The checkpoint at Qalqilya’s only entrance has been moved an additional 200 meters west into the city, constituting further de facto annexation of Palestinian land and two of the city’s private water wells. On January 2, 2004, the Israeli military announced as part of their “easing of restrictions” that Israeli soldiers would no longer be stationed at the Qalqilya checkpoint. Despite this pledge, the Israeli Army returns almost daily and re-establishes a checkpoint. Furthermore, on November 5, 2003, the Jarjuliya checkpoint was moved an additional 3 km further into the Occupied West Bank. Palestinians wishing to cross the checkpoint (but remain within Occupied Palestinian Territory) must seek permits to “enter Israel.” These new regulations highlight the de facto annexation of Palestinian territory.

In July 2003, Israel completed the construction of the “agricultural gates” in Qalqilya, which, Israel claims, will allow farmers to access their fields. Few farmers have been granted “permits” to access their land (in the Occupied West Bank) through the city’s two agricultural gates (located in northern and southern parts of the city). The gates are often closed for weeks at a time.

On January 11, 2004 the Israeli Army began construction of a tunnel, connecting the village of Habla to Qalqilya.

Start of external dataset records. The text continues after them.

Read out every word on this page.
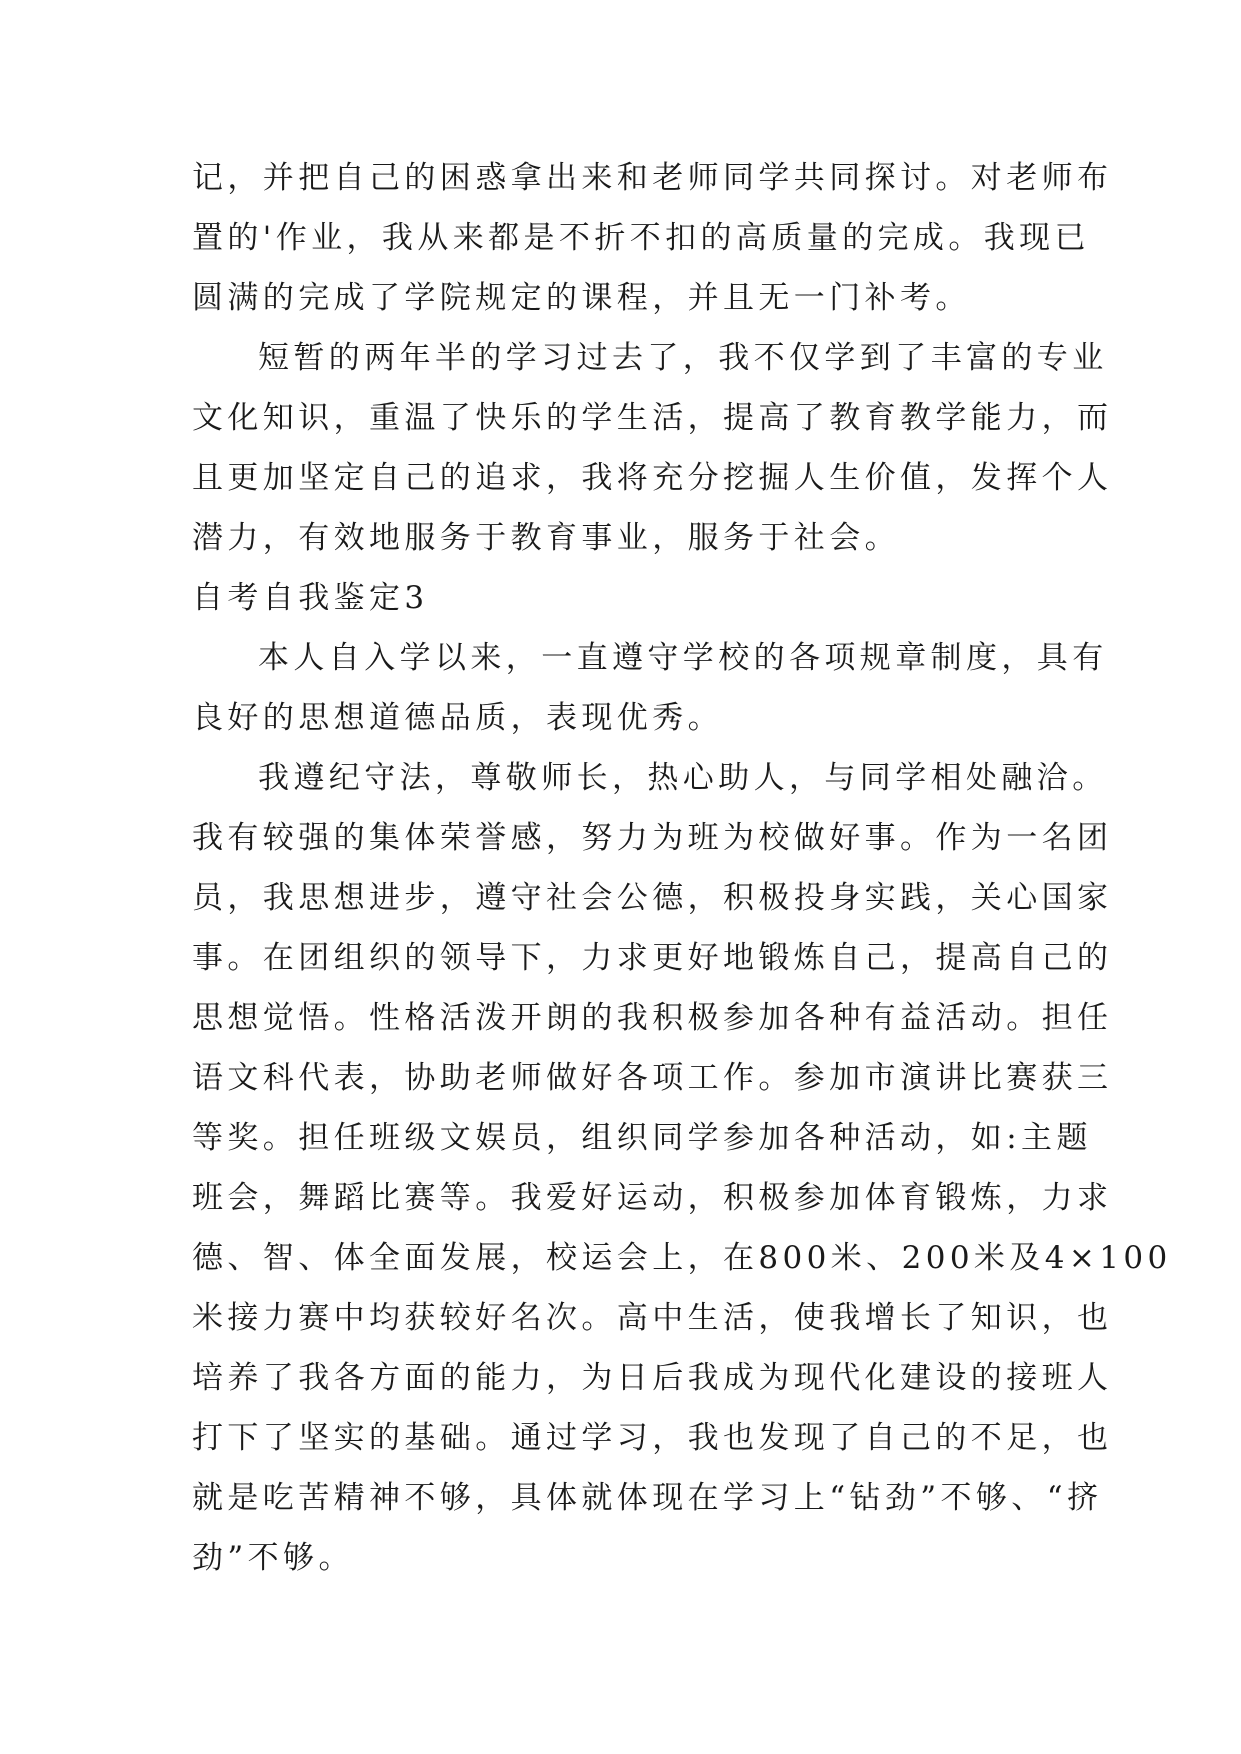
记，并把自己的困惑拿出来和老师同学共同探讨。对老师布
置的'作业，我从来都是不折不扣的高质量的完成。我现已
圆满的完成了学院规定的课程，并且无一门补考。
短暂的两年半的学习过去了，我不仅学到了丰富的专业
文化知识，重温了快乐的学生活，提高了教育教学能力，而
且更加坚定自己的追求，我将充分挖掘人生价值，发挥个人
潜力，有效地服务于教育事业，服务于社会。
自考自我鉴定3
本人自入学以来，一直遵守学校的各项规章制度，具有
良好的思想道德品质，表现优秀。
我遵纪守法，尊敬师长，热心助人，与同学相处融洽。
我有较强的集体荣誉感，努力为班为校做好事。作为一名团
员，我思想进步，遵守社会公德，积极投身实践，关心国家
事。在团组织的领导下，力求更好地锻炼自己，提高自己的
思想觉悟。性格活泼开朗的我积极参加各种有益活动。担任
语文科代表，协助老师做好各项工作。参加市演讲比赛获三
等奖。担任班级文娱员，组织同学参加各种活动，如:主题
班会，舞蹈比赛等。我爱好运动，积极参加体育锻炼，力求
德、智、体全面发展，校运会上，在800米、200米及4×100
米接力赛中均获较好名次。高中生活，使我增长了知识，也
培养了我各方面的能力，为日后我成为现代化建设的接班人
打下了坚实的基础。通过学习，我也发现了自己的不足，也
就是吃苦精神不够，具体就体现在学习上“钻劲”不够、“挤
劲”不够。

Passage through the tunnel by residents of the surrounding villages to Qalqilya will be governed by the Israeli Army.

Effects of the Wall Surrounding Qalqilya

Of the approximately 15,000 dunums of agricultural land surrounding Qalqilya approximately 7,000 dunums (or 47%) have been confiscated or isolated west of the Wall.

Approximately 15 of the city’s 39 wells have been confiscated or isolated, representing over one-third of the city’s water supply. In addition, the Wall surrounding Qalqilya, together with the rest of the Wall, is built in such a way as to give Israel near total control to the highest productive zones of this aquifer basin.

Residents of Qalqilya have been imprisoned in the town, cut off from neighboring Palestinian villages and the rest of the Occupied Palestinian Territories. Approximately 60% of Qalqilya’s farmers have been denied permits to access their land through the agricultural gates. The gates are only opened three times a day and are open and closed at the whim of Israeli soldiers. The gates have been closed without warning, often as a form of punishment or to accommodate Jewish religious holidays. For example, both gates were closed from October 4 to October 20 to accommodate the Jewish High Holidays. The northern gate has been closed since October 4, 2003 and never re-opened.

A 27-year-old Palestinian has already been killed attempting to cross the agricultural gates and several Palestinians have been beaten.

Over 600 of Qalqilya’s 1,800 businesses have closed due to the economic siege and lack of agriculture revenue. Due to an unemployment rate of nearly 65%, residents have been unable to pay municipal taxes and bills. As a result, the Qalqilya municipality owes approximately 5 million shekels to the Israeli Electric Company, which has repeatedly threatened to cut off the city’s electrical supply.

Given that 45% of the city’s economy relies on agriculture, land and water confiscation will coerce migration of Qalqilya’s residents eastward, eventually making Israeli annexation of Qalqilya’s land demographically “acceptable”. Already, according to the Qalqilya municipality, 4,000 Qalqilya residents have left the city. An additional 2,000 heads of household have left Qalqilya in order to secure work and support their families who have remained behind in Qalqilya.